É Amor? Claro que é!

Estamos em pleno Fevereiro, uma tarde normal. Lá fora chove copiosamente, não há nada que demova alguém a sair de casa, pelo menos a pé, com um guarda-chuva e um casaco, é impossível alguém querer atravessar meia cidade assim, sujeito à intempérie, sujeito aos condutores que não respeitam os peões e que passam a toda a velocidade por cima das poças de água que se vão criando junto aos passeios. De manhã o sol ainda brilhou, mas com o andar do dia o tempo tornou-se cada vez mais invernal, ainda assim, haviam compromissos inadiáveis, nada iria ser desmarcado, nada se ia alterar, pois bem, não era meia chuvinha que ia mudar isso. O problema é que lá fora não estava meia chuvinha, estava meio temporal, mas que diabo, os chapéus de chuva foram feitos para alguma coisa ou não? Aconchegou-se num casaco, saiu com uma roupa um pouco desadequada para o tempo que se fazia sentir, pegou no guarda chuva e lá meteu pernas ao caminho, lá foi ter com ela.

Demorou mais que o normal, ela não desesperou, mas ia-se queixando do outro lado da linha. “Está frio!”, “Tenho o cabelo todo molhado!”, “Não consigo ver nada, os óculos ficaram cheios de pingos.” e ele lá ia andando, pensando no quão bom seria chegar lá, poder dar-lhe um abraço, ao menos esse traria algum calor, talvez um beijo, de certeza um beijo, que acabaria por confortar ambos e fazer esquecer o resto, lembraria antes que, aquele era um dia diferente, daquele que se fazia sentir na rua, deixava de ser um dia frio e chuvoso para passar a ser um dia quente e mais simpático, pelo menos para estes dois. Entre poças e pocinhas, alguma chuva que teimava em vir fora dos limites do chapéu, com os pés todos molhados, lá chegou ele ao ponto de encontro marcado, improvisado devido à intempérie, numa qualquer paragem de autocarro onde a chuva não ameaçava ninguém.
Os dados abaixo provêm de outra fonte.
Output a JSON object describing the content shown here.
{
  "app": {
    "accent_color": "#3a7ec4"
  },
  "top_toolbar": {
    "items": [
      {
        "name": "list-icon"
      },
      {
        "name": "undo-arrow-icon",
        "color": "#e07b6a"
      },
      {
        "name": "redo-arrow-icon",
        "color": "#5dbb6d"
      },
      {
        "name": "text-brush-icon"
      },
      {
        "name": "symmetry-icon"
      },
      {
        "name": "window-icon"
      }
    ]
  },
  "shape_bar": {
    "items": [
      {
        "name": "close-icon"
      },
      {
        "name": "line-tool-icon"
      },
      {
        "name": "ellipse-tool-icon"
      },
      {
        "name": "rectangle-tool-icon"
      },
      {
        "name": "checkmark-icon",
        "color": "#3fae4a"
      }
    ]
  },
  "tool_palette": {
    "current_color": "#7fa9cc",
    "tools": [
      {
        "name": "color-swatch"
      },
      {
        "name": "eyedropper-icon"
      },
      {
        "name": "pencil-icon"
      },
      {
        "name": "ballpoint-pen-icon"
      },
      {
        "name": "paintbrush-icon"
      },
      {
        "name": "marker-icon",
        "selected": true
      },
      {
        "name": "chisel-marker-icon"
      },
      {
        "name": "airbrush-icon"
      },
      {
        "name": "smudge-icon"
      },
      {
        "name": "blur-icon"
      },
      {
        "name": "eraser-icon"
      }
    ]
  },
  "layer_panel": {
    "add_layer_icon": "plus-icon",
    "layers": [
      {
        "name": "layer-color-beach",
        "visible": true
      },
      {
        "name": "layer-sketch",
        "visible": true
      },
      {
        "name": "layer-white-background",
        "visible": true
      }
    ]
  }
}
O que aconteceu, mal se colocaram à distância de um braço um do outro, foi simples, pura felicidade, puro sentimento de amor, abraçaram-se sem fim, beijaram-se sem tempo nem regras. Mudou o dia completamente, de repente aquela tempestade toda que não desaparecera da rua, tornou-se numa viagem mental para um destino paradisíaco qualquer, onde está sol, onde não chove, onde o dia é alegre, onde se passeia sem chapéus nem gabardinas. Ficaram ali um bom bocado, já não havia preocupações, apenas lhes interessava estarem perto um do outro. Decidiram que nem valia a pena enfrentar a chuva, esperariam pelo primeiro autocarro e iriam até qualquer lugar, quente e abrigado, onde estariam o tempo suficiente para se apaixonarem mais um pouco, onde pudessem simplesmente caminhar lado a lado, de mão dada, sem problemas, apenas estando juntos.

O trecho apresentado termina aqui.